Hospital Pays Fine for Disclosing Patient PHI to Reporter

A media report during the early days of the COVID-19 pandemic that exposed the personal information of three New York patients has resulted in an $80,000 federal fine against a New York medical center, according to a Department of Health and Human Services settlement released on Monday.

See Also: Live Webinar | Generative AI: Myths, Realities and Practical Use Cases

DHS’ Office for Civil Rights in a statement Monday said St. Joseph Medical Center, a 194-bed hospital in Yonkers, New York, will pay the monetary fine and implement a corrective action plan with two years of HHS OCR monitoring under the HIPAA resolution agreement.

The settlement comes in the wake of HHS OCR’s investigation of a 2020 incident involving an Associated Press reporter who published an article about the medical center’s response to the COVID-19 public health emergency during the pandemic. The piece included photographs and information about the facility’s patients.

“The images were distributed nationally, exposing protected health information including patients’ COVID-19 diagnoses, current medical statuses and medical prognoses, vital signs, and treatment plans,” HHS OCR said in a statement.

“When receiving medical care in hospitals and emergency rooms, patients should not have to worry that providers may disclose their health information to the media without their authorization,” OCR Director Melanie Fontes Rainer said in the statement.

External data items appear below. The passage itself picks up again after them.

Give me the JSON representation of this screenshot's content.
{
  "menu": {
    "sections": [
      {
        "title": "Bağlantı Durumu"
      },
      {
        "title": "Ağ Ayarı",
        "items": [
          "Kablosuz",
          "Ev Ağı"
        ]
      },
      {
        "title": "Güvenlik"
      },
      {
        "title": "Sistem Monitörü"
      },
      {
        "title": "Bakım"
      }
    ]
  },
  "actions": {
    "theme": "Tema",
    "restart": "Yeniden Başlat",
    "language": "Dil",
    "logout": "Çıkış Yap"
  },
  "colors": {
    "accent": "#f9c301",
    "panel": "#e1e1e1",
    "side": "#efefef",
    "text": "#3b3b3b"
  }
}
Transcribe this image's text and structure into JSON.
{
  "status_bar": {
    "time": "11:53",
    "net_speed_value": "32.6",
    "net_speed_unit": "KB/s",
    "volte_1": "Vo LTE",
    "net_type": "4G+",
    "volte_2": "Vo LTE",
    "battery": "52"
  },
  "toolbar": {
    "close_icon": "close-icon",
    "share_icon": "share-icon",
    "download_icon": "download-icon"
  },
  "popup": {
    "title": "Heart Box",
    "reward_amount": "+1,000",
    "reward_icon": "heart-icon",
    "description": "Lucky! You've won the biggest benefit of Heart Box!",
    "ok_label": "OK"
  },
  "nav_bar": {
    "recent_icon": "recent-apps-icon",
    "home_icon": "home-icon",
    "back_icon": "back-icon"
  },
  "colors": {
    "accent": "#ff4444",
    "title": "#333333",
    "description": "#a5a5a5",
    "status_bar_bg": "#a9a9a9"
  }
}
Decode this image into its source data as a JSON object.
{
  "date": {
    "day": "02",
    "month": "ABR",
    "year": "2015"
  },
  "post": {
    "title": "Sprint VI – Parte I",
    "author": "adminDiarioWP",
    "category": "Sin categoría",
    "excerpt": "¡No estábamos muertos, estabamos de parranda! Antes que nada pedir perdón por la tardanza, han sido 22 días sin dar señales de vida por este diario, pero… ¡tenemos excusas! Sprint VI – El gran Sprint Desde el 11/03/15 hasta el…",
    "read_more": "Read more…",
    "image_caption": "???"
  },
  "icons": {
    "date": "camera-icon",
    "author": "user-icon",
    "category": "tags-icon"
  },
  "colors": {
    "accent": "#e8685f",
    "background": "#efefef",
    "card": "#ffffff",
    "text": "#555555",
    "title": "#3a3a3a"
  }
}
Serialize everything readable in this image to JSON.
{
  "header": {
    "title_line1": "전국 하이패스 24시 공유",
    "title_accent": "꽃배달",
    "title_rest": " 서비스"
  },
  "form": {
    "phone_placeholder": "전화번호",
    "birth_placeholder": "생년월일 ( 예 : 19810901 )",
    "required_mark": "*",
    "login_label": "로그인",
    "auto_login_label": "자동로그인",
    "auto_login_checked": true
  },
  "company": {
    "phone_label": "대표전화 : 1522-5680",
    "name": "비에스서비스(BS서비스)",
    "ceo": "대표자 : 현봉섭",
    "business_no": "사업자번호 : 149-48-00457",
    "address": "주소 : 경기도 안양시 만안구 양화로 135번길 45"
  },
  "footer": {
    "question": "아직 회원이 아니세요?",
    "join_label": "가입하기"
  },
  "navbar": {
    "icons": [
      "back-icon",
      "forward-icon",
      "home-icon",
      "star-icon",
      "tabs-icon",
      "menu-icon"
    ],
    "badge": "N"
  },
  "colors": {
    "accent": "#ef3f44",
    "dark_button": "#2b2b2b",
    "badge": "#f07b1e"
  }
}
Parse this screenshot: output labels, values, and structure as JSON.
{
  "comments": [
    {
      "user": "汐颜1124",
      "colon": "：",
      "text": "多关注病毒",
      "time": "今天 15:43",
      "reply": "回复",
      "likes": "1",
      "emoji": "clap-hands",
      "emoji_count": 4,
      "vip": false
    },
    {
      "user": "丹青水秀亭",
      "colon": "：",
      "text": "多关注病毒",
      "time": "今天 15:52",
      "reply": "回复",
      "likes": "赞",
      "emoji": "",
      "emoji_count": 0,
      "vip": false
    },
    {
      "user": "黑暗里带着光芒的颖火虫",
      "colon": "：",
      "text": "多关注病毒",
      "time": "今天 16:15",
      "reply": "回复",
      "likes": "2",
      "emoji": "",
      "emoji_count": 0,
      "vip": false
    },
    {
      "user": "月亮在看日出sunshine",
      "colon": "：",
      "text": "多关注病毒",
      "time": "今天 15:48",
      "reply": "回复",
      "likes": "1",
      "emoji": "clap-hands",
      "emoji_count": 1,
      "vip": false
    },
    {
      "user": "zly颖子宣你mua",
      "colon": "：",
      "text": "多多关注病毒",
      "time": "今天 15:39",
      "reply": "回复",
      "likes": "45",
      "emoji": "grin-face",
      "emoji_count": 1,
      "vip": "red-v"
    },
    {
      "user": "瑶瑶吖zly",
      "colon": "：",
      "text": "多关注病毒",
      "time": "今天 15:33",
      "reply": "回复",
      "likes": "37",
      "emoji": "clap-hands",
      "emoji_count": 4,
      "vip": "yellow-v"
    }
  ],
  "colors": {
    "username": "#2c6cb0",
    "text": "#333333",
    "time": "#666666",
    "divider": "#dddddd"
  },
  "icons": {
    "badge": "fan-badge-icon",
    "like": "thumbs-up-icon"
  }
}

HHS OCR’s settlement with St. Joseph says the agency’s investigation found that on April 20, 2020, the medical center impermissibly allowed the AP reporter to observe three patients who were being treated for COVID-19.

“The evidence supports that St. Joseph Medical Center allowed the reporter access to the patients and their clinical information,” HHS OCR said. The disclosures were made without first obtaining valid authorizations from the affected individuals, as required under HIPAA. On April 28, 2020, HHS notified the medical center of HHS’ HIPAA investigation based on information contained in the AP article.

Corrective Action Plan

As part of the corrective action plan, St. Joseph Medical Center has agreed to review and as necessary revise its written HIPAA privacy policies and procedures, distribute them to its workforce and provide training related to the material.

The hospital’s revised HIPAA privacy policy and procedures, among other provisions, must include a prohibition on disclosures of protected health information by St. Joseph Medical Center workforce members, agents and business associates to any entity or person engaging in photography, video recording or audio recording without the prior written authorization of the patient.

St. Joseph Medical Center did not immediately respond to Information Security Media Group’s request for comment on the settlement.

The settlement with the medical center is at least the second HIPAA enforcement action by the agency in a case involving impermissible disclosure of patient PHI to a media entity.

In 2016, New York Presbyterian Hospital paid a $2.2 million HIPAA penalty and agreed to implement a comprehensive corrective action plan following the disclosure of two patients’ PHI during the 2013 filming of a television documentary series, “NY Med” (see: NY Presbyterian Hospital Slapped With Second HIPAA Fine).

The settlement with St. Joseph Medical Center is HHS OCR’s 10th HIPAA enforcement action announced so far this year.

The largest HIPAA penalty by HHS OCR so far in 2023 was a $240,000 settlement announced in June with Yakima Valley Memorial Hospital in Washington state in a breach reported in 2018 involving 23 security guards who snooped on the records of 419 patients (see: Hospital Fined $240K for Records-Snooping Breach by Guards).